Bit allocation for increased power efficiency in 5G receivers with variable-resolution ADCs

Abstract

In future mmWave wireless system, fully digital receivers may have an excessive power consumption at the Analog to Digital Converters (ADC), even if lower resolution ADCs are employed. We propose to optimize the ADC resolution exploiting the sparse propagation in mmWave. We identify and assign more bits to antennas that capture stronger incoming signals, and allocate fewer bits to the antennas that see mostly noise. In order to facilitate a potential practical implementation, we constrain the allocation problem so the number of bits assigned to each antenna can take only one of two values, blow or bhigh.
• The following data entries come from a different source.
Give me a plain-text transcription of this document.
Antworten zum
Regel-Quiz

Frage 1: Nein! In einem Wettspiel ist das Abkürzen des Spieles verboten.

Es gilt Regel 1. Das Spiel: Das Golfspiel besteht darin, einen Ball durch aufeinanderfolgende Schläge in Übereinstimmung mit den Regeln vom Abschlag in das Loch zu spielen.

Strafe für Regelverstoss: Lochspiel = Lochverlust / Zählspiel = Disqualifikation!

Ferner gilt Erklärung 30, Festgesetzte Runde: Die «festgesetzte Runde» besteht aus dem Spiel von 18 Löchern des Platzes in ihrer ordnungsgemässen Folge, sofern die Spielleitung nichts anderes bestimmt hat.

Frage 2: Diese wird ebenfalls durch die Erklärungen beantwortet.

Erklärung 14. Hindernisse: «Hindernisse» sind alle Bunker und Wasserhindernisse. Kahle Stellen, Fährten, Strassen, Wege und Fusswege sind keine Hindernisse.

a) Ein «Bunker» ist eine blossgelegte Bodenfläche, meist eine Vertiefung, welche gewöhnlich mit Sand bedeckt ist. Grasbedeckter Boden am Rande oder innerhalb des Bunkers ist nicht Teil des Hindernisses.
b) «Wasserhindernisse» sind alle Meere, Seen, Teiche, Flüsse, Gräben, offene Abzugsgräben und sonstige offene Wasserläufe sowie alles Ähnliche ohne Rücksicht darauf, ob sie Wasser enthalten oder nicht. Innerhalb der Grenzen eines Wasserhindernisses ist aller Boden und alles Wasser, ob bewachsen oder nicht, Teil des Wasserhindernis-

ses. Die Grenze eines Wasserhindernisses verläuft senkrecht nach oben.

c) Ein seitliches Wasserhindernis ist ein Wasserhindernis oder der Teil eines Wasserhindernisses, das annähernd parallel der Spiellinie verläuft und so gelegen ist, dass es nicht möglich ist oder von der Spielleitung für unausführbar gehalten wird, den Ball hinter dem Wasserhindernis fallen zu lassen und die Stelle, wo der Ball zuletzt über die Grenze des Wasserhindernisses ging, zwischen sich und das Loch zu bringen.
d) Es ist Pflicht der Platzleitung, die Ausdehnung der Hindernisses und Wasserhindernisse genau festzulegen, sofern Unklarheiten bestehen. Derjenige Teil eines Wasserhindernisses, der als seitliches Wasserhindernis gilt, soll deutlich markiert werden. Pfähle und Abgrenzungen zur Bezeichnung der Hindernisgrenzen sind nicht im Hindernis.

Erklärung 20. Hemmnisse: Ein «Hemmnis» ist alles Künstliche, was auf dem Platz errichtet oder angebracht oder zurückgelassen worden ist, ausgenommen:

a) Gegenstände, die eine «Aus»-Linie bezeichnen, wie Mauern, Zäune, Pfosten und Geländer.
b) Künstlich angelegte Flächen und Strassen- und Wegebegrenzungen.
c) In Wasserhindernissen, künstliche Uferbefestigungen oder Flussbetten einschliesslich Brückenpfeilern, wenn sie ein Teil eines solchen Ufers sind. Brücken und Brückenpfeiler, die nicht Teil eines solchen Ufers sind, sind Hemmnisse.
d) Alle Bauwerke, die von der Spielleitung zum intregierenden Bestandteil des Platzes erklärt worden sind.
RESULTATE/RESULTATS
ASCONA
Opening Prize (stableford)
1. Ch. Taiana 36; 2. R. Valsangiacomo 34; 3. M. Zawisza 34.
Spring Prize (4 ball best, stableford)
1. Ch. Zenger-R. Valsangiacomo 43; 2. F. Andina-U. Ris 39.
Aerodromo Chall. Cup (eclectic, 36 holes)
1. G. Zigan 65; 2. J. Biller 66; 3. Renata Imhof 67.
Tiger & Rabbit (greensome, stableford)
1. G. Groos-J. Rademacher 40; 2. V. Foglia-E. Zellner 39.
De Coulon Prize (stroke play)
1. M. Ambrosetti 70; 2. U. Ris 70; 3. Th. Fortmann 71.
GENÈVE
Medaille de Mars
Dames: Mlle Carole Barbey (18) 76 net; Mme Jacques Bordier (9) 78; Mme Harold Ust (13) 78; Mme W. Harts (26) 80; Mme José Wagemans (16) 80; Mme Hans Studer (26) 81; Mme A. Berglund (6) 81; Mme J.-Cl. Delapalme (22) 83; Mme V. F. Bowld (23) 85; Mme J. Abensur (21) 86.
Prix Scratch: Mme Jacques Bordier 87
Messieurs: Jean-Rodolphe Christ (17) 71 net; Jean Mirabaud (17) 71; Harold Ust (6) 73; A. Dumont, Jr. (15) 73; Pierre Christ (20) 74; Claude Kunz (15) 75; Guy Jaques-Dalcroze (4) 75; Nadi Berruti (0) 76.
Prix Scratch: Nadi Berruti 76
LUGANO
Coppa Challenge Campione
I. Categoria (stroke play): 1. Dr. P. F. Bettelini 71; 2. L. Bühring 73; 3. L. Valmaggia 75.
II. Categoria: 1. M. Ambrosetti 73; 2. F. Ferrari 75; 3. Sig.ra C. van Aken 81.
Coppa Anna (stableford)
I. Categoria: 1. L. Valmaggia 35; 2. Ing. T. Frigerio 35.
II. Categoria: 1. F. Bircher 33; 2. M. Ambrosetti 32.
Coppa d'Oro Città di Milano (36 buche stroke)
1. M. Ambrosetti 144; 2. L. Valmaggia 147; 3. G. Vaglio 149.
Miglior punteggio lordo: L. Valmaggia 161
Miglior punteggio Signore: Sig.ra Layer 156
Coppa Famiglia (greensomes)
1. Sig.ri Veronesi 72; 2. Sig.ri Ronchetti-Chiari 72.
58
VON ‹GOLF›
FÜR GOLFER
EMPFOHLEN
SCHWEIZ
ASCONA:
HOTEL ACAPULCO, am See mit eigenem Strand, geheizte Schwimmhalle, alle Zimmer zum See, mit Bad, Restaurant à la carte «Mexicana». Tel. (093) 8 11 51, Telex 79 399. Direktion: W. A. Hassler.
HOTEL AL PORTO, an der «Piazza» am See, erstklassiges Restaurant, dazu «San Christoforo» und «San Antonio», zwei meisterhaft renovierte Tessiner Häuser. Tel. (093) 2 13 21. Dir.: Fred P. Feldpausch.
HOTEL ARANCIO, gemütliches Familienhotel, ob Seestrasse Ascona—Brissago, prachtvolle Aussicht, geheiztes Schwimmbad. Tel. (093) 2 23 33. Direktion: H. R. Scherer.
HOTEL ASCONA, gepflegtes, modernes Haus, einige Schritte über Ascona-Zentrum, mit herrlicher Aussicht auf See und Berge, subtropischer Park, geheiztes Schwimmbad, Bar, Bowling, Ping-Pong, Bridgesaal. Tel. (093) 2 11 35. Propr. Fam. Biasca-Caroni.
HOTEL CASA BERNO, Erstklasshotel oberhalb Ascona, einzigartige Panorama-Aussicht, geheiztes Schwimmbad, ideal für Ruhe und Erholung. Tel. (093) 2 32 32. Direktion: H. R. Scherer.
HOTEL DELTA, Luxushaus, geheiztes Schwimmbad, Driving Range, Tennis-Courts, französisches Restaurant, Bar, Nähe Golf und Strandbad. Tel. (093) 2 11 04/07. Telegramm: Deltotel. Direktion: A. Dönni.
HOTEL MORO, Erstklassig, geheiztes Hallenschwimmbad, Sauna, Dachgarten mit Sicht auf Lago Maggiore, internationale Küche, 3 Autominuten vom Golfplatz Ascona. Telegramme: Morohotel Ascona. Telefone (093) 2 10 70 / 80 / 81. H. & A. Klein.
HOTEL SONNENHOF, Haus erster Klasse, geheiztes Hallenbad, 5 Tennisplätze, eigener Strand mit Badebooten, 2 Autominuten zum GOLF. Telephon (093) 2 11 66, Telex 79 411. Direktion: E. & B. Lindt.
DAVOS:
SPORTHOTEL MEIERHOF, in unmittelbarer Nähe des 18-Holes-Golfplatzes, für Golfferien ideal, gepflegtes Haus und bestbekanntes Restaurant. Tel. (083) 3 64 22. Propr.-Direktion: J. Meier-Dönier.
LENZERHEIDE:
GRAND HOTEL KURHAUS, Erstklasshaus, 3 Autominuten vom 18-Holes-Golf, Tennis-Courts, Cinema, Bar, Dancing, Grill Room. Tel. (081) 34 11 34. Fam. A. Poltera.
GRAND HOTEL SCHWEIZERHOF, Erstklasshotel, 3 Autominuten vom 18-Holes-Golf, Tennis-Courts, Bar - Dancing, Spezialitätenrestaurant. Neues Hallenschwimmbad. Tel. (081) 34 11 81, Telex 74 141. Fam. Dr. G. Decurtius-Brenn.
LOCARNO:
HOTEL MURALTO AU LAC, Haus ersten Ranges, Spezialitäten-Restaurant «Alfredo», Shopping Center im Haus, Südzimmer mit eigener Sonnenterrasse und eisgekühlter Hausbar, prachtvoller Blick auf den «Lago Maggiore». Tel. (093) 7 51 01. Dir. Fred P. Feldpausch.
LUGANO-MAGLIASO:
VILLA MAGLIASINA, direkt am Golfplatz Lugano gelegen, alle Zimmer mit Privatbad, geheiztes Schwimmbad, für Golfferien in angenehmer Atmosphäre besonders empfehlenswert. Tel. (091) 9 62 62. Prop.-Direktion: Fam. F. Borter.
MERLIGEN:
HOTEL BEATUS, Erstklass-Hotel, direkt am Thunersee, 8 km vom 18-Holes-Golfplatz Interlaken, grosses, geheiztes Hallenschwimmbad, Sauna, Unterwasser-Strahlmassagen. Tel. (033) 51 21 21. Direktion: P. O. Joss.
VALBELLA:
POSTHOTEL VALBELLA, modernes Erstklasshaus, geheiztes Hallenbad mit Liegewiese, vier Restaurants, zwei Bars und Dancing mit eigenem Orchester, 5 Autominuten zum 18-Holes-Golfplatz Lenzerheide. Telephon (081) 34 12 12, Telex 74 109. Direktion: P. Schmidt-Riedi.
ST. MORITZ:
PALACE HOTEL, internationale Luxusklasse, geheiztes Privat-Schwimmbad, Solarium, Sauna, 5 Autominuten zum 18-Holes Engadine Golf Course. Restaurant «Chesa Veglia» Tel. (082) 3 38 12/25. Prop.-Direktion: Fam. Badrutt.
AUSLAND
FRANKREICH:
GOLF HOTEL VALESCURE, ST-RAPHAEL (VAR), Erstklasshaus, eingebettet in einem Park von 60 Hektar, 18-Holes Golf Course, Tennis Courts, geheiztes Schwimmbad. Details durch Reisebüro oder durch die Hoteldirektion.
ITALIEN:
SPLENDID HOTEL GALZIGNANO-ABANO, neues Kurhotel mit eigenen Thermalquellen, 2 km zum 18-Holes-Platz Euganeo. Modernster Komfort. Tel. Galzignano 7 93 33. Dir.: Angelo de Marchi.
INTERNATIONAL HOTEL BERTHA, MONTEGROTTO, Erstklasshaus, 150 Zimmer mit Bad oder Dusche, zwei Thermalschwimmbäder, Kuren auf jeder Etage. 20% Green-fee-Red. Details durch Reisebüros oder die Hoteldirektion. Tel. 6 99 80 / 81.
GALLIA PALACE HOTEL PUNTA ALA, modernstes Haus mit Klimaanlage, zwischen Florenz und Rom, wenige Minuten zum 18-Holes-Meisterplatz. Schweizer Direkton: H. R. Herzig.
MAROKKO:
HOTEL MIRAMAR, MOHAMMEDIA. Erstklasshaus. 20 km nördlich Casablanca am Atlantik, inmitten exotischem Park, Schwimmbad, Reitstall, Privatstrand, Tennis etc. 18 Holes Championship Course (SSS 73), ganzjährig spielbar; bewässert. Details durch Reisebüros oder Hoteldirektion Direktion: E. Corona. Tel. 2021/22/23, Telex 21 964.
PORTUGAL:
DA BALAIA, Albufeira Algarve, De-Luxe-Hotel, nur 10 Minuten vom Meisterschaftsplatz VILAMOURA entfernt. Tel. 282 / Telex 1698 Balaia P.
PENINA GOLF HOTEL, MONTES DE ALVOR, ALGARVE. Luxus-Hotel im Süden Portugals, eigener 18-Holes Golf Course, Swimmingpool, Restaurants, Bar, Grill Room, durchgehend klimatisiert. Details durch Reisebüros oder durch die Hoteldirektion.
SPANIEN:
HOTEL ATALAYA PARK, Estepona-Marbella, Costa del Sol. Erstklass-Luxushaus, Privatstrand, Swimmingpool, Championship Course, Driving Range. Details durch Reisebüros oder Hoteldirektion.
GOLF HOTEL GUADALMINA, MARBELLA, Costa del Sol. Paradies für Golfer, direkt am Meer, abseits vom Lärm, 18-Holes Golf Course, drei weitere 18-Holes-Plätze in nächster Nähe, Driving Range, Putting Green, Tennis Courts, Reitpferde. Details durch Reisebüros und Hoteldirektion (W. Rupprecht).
Compared to a reference fixed-resolution mmWave system with bref bits (blow ≤ bref ≤ bhigh), and depending on the margin between the two options given to the algorithm, (blow, bhigh), our results show that 2-level receivers with a low margin (e.g., (4, 6)) can achieve moderate power saving (5-20%) consistent across any received unquantized SNR value, whereas 2-level receivers with a wide margin (e.g., (1, 8)) can achieve a large power saving (80%) only at high SNR, while consuming more power than the reference at low SNR. Combining bit allocation with antenna selection techniques, we create a 3-level system (e.g., 0, 4, 8) that can outperform the former scenario when the given resolution options are carefully chosen.